The TOCOM futures, which set the tone for tyre rubber prices in Southeast Asia, has lost about 36 percent since hitting this year's high of 247.9 yen in early June. The most-active rubber contract on the Shanghai futures exchange for January delivery rose 40 yuan to finish at 10,890 yuan ($1,718.45) per tonne. The front-month rubber contract on Singapore's SICOM exchange for December delivery last traded at 119.0 US cents per kg, down 0.5 cent.
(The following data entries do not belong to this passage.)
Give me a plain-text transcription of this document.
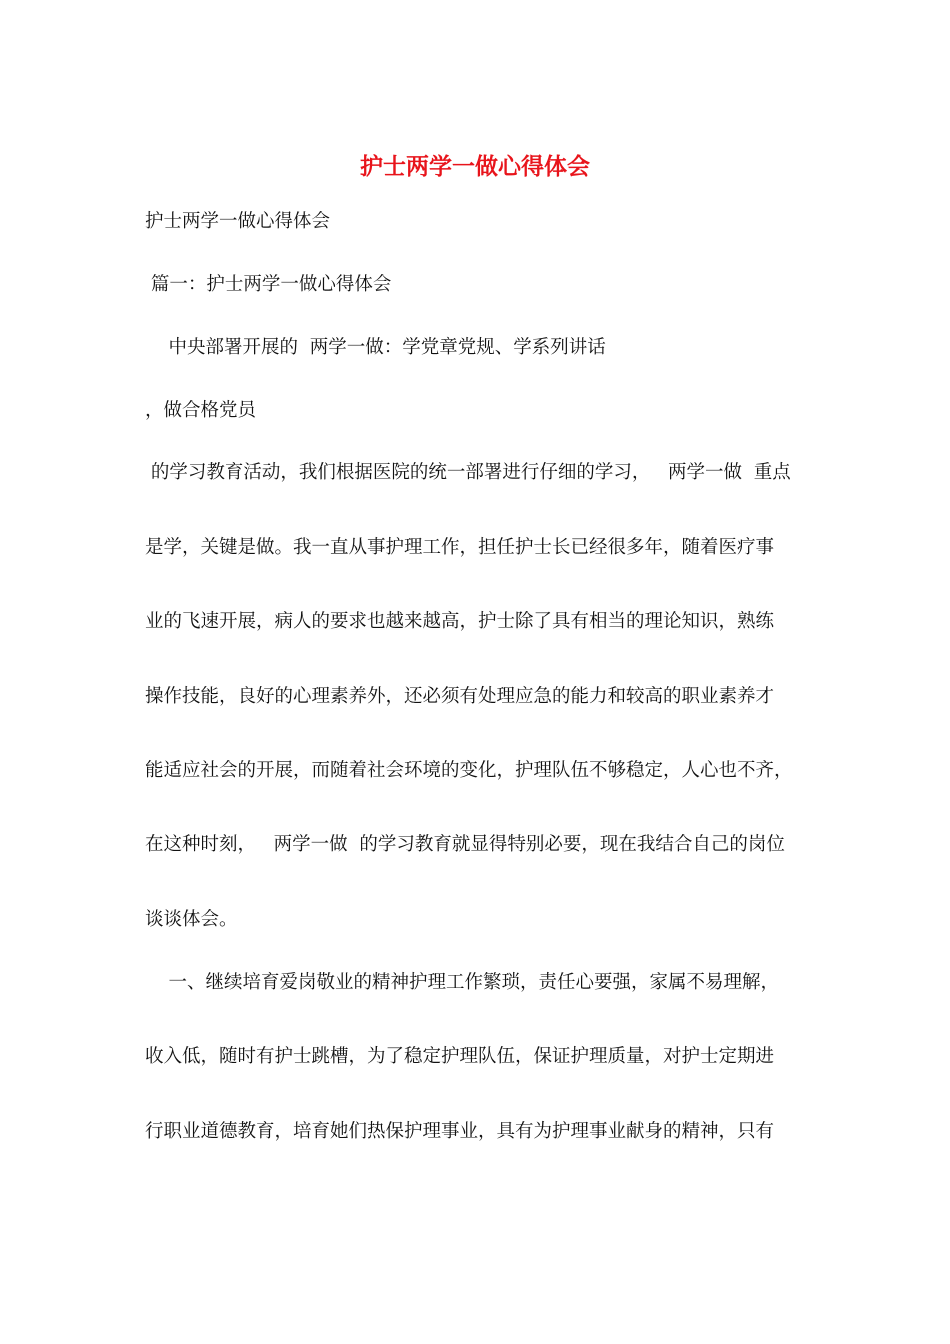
护士两学一做心得体会
护士两学一做心得体会
篇一：护士两学一做心得体会
中央部署开展的  两学一做：学党章党规、学系列讲话
，做合格党员
的学习教育活动，我们根据医院的统一部署进行仔细的学习，   两学一做  重点
是学，关键是做。我一直从事护理工作，担任护士长已经很多年，随着医疗事
业的飞速开展，病人的要求也越来越高，护士除了具有相当的理论知识，熟练
操作技能，良好的心理素养外，还必须有处理应急的能力和较高的职业素养才
能适应社会的开展，而随着社会环境的变化，护理队伍不够稳定，人心也不齐，
在这种时刻，   两学一做  的学习教育就显得特别必要，现在我结合自己的岗位
谈谈体会。
一、继续培育爱岗敬业的精神护理工作繁琐，责任心要强，家属不易理解，
收入低，随时有护士跳槽，为了稳定护理队伍，保证护理质量，对护士定期进
行职业道德教育，培育她们热保护理事业，具有为护理事业献身的精神，只有
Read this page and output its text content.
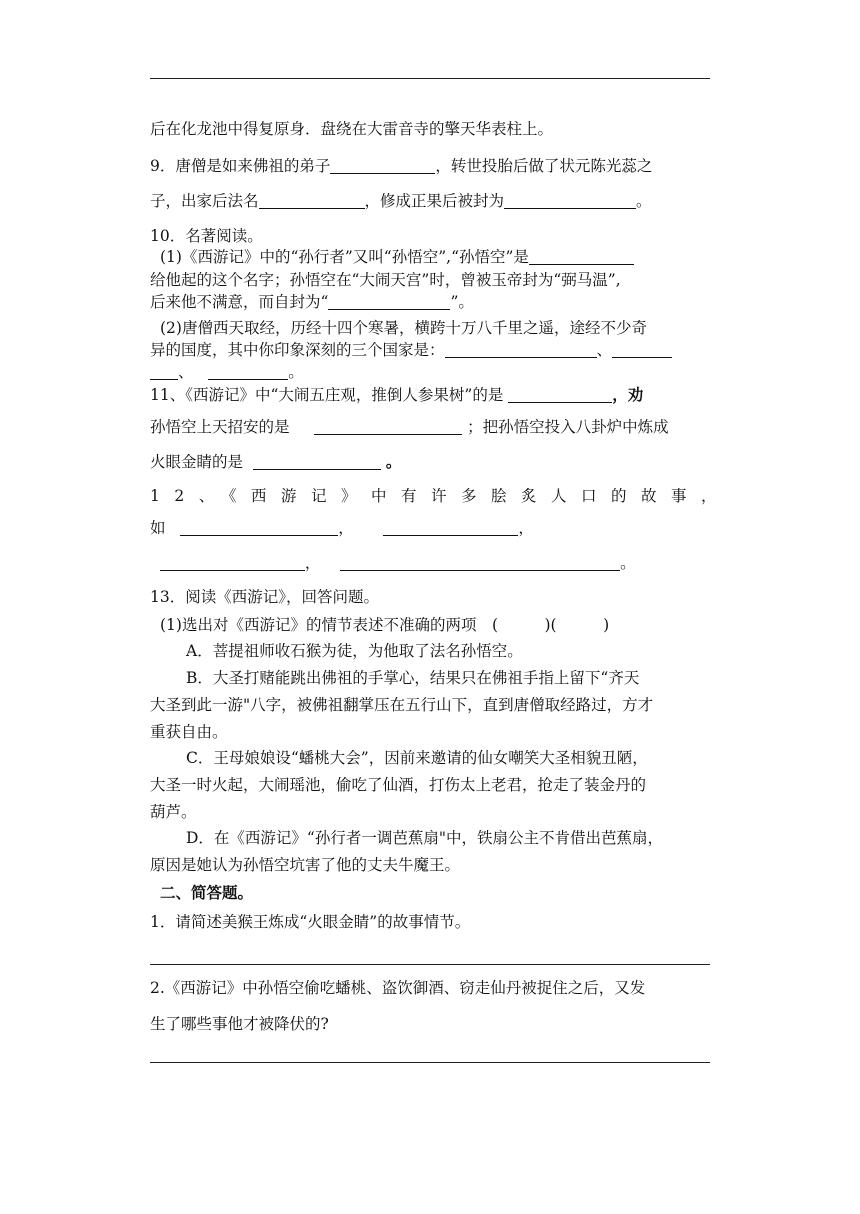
后在化龙池中得复原身．盘绕在大雷音寺的擎天华表柱上。
9．唐僧是如来佛祖的弟子	，转世投胎后做了状元陈光蕊之
子，出家后法名	，修成正果后被封为	。
10．名著阅读。
(1)《西游记》中的“孙行者”又叫“孙悟空”,“孙悟空”是
给他起的这个名字；孙悟空在“大闹天宫”时，曾被玉帝封为“弼马温”,
后来他不满意，而自封为“	”。
(2)唐僧西天取经，历经十四个寒暑，横跨十万八千里之遥，途经不少奇
异的国度，其中你印象深刻的三个国家是：	、
、	。
11、《西游记》中“大闹五庄观，推倒人参果树”的是	，劝
孙悟空上天招安的是	；把孙悟空投入八卦炉中炼成
火眼金睛的是	。
12、《西游记》中有许多脍炙人口的故事，
如	，	，
，	。
13．阅读《西游记》，回答问题。
(1)选出对《西游记》的情节表述不准确的两项　(　　　)(　　　)
A．菩提祖师收石猴为徒，为他取了法名孙悟空。
B．大圣打赌能跳出佛祖的手掌心，结果只在佛祖手指上留下“齐天
大圣到此一游"八字，被佛祖翻掌压在五行山下，直到唐僧取经路过，方才
重获自由。
C．王母娘娘设“蟠桃大会”，因前来邀请的仙女嘲笑大圣相貌丑陋，
大圣一时火起，大闹瑶池，偷吃了仙酒，打伤太上老君，抢走了装金丹的
葫芦。
D．在《西游记》“孙行者一调芭蕉扇"中，铁扇公主不肯借出芭蕉扇，
原因是她认为孙悟空坑害了他的丈夫牛魔王。
二、简答题。
1．请简述美猴王炼成“火眼金睛”的故事情节。
2.《西游记》中孙悟空偷吃蟠桃、盗饮御酒、窃走仙丹被捉住之后，又发
生了哪些事他才被降伏的?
TOCOM will be closed on Tuesday due to a national holiday in Japan. China's factory activity fell for an eighth straight month in October but at a slower pace as export orders revived, a private survey showed on Monday, pointing to further sluggishness in the world's second-largest economy. The Caixin figures followed Sunday's official survey, which showed activity in China's manufacturing sector unexpectedly contracted in October for a third straight month.
"The rubber market is really bearish," said Kaname Gokon, strategist at Okato Shoji Co "It's hard to predict when and where the market will hit the bottom as the prices have been declining gradually for a long time, instead of plunging in a short term which could shock farmers and push them to cut productions," he said.